The Co-operative Threat Reduction program, or CTR, is currently trying to work out a project regarding decommissioning of Russian general-purpose nuclear submarines. Until today, CTR has been paying for decommissioning of only ballistic missile submarines (SSBN), being in process of scrapping 31 of them. This approach caused a protest from the Russian side, which claimed that the relatively new laid up strategic submarines do not pose danger to environment to the same degree as the older general-purpose subs do. CTR was responsive to the critics to start working on the general-purpose submarines project, but it has not moved much ahead since the Russian Defence Ministry failed to date to provide adequate information to perform the project assessment.

CTR was established in 1991 by the Department of Defence to help reduce formerly Soviet weapons of mass destruction. Since 1991, Congress has provided $2.3 billion to support CTR’s efforts.

Murmansk County officials have stressed the importance of the general-purpose submarine project when the British General Consul visited Murmansk in mid November this year.

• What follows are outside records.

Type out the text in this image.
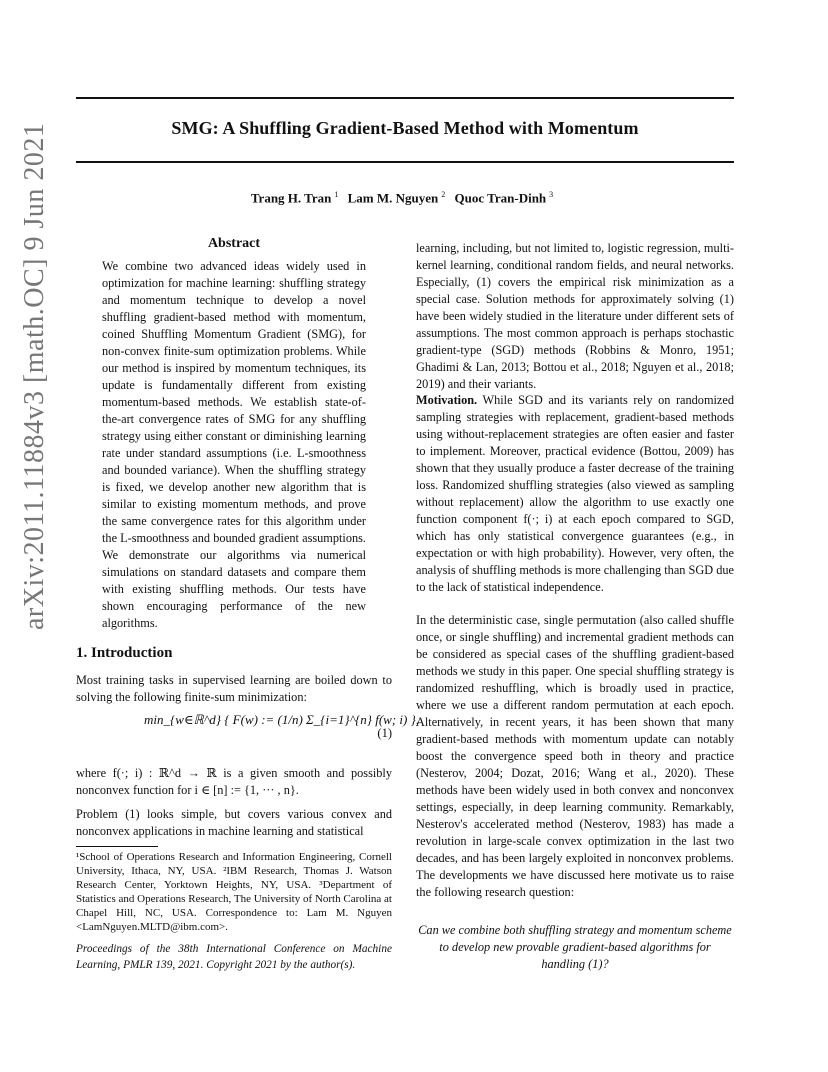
arXiv:2011.11884v3 [math.OC] 9 Jun 2021	SMG: A Shuffling Gradient-Based Method with Momentum
Trang H. Tran $^1$ Lam M. Nguyen $^2$ Quoc Tran-Dinh $^3$
Abstract
We combine two advanced ideas widely used in optimization for machine learning: shuffling strategy and momentum technique to develop a novel shuffling gradient-based method with momentum, coined Shuffling Momentum Gradient (SMG), for non-convex finite-sum optimization problems. While our method is inspired by momentum techniques, its update is fundamentally different from existing momentum-based methods. We establish state-of-the-art convergence rates of SMG for any shuffling strategy using either constant or diminishing learning rate under standard assumptions (i.e. L-smoothness and bounded variance). When the shuffling strategy is fixed, we develop another new algorithm that is similar to existing momentum methods, and prove the same convergence rates for this algorithm under the L-smoothness and bounded gradient assumptions. We demonstrate our algorithms via numerical simulations on standard datasets and compare them with existing shuffling methods. Our tests have shown encouraging performance of the new algorithms.
1. Introduction

Most training tasks in supervised learning are boiled down to solving the following finite-sum minimization:

min_{w∈ℝ^d} { F(w) := (1/n) Σ_{i=1}^{n} f(w; i) },
(1)

where f(·; i) : ℝ^d → ℝ is a given smooth and possibly nonconvex function for i ∈ [n] := {1, ··· , n}.

Problem (1) looks simple, but covers various convex and nonconvex applications in machine learning and statistical

¹School of Operations Research and Information Engineering, Cornell University, Ithaca, NY, USA. ²IBM Research, Thomas J. Watson Research Center, Yorktown Heights, NY, USA. ³Department of Statistics and Operations Research, The University of North Carolina at Chapel Hill, NC, USA. Correspondence to: Lam M. Nguyen <LamNguyen.MLTD@ibm.com>.
Proceedings of the 38th International Conference on Machine Learning, PMLR 139, 2021. Copyright 2021 by the author(s).

learning, including, but not limited to, logistic regression, multi-kernel learning, conditional random fields, and neural networks. Especially, (1) covers the empirical risk minimization as a special case. Solution methods for approximately solving (1) have been widely studied in the literature under different sets of assumptions. The most common approach is perhaps stochastic gradient-type (SGD) methods (Robbins & Monro, 1951; Ghadimi & Lan, 2013; Bottou et al., 2018; Nguyen et al., 2018; 2019) and their variants.

Motivation. While SGD and its variants rely on randomized sampling strategies with replacement, gradient-based methods using without-replacement strategies are often easier and faster to implement. Moreover, practical evidence (Bottou, 2009) has shown that they usually produce a faster decrease of the training loss. Randomized shuffling strategies (also viewed as sampling without replacement) allow the algorithm to use exactly one function component f(·; i) at each epoch compared to SGD, which has only statistical convergence guarantees (e.g., in expectation or with high probability). However, very often, the analysis of shuffling methods is more challenging than SGD due to the lack of statistical independence.

In the deterministic case, single permutation (also called shuffle once, or single shuffling) and incremental gradient methods can be considered as special cases of the shuffling gradient-based methods we study in this paper. One special shuffling strategy is randomized reshuffling, which is broadly used in practice, where we use a different random permutation at each epoch. Alternatively, in recent years, it has been shown that many gradient-based methods with momentum update can notably boost the convergence speed both in theory and practice (Nesterov, 2004; Dozat, 2016; Wang et al., 2020). These methods have been widely used in both convex and nonconvex settings, especially, in deep learning community. Remarkably, Nesterov's accelerated method (Nesterov, 1983) has made a revolution in large-scale convex optimization in the last two decades, and has been largely exploited in nonconvex problems. The developments we have discussed here motivate us to raise the following research question:

Can we combine both shuffling strategy and momentum scheme to develop new provable gradient-based algorithms for handling (1)?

The Great Britain has pledged earlier to spend three million British pounds on nuclear clean up works at the Kola Peninsula, but seems to be unsure in selecting concrete projects. The County officials insisted on spending money to scrap general-purpose submarines.

Around 80 general-purpose submarines in the Russian Navy have already been pulled out of service or are earmarked for removal. The major part of them is laid up at the bases of the Northern Fleet at the Kola Peninsula.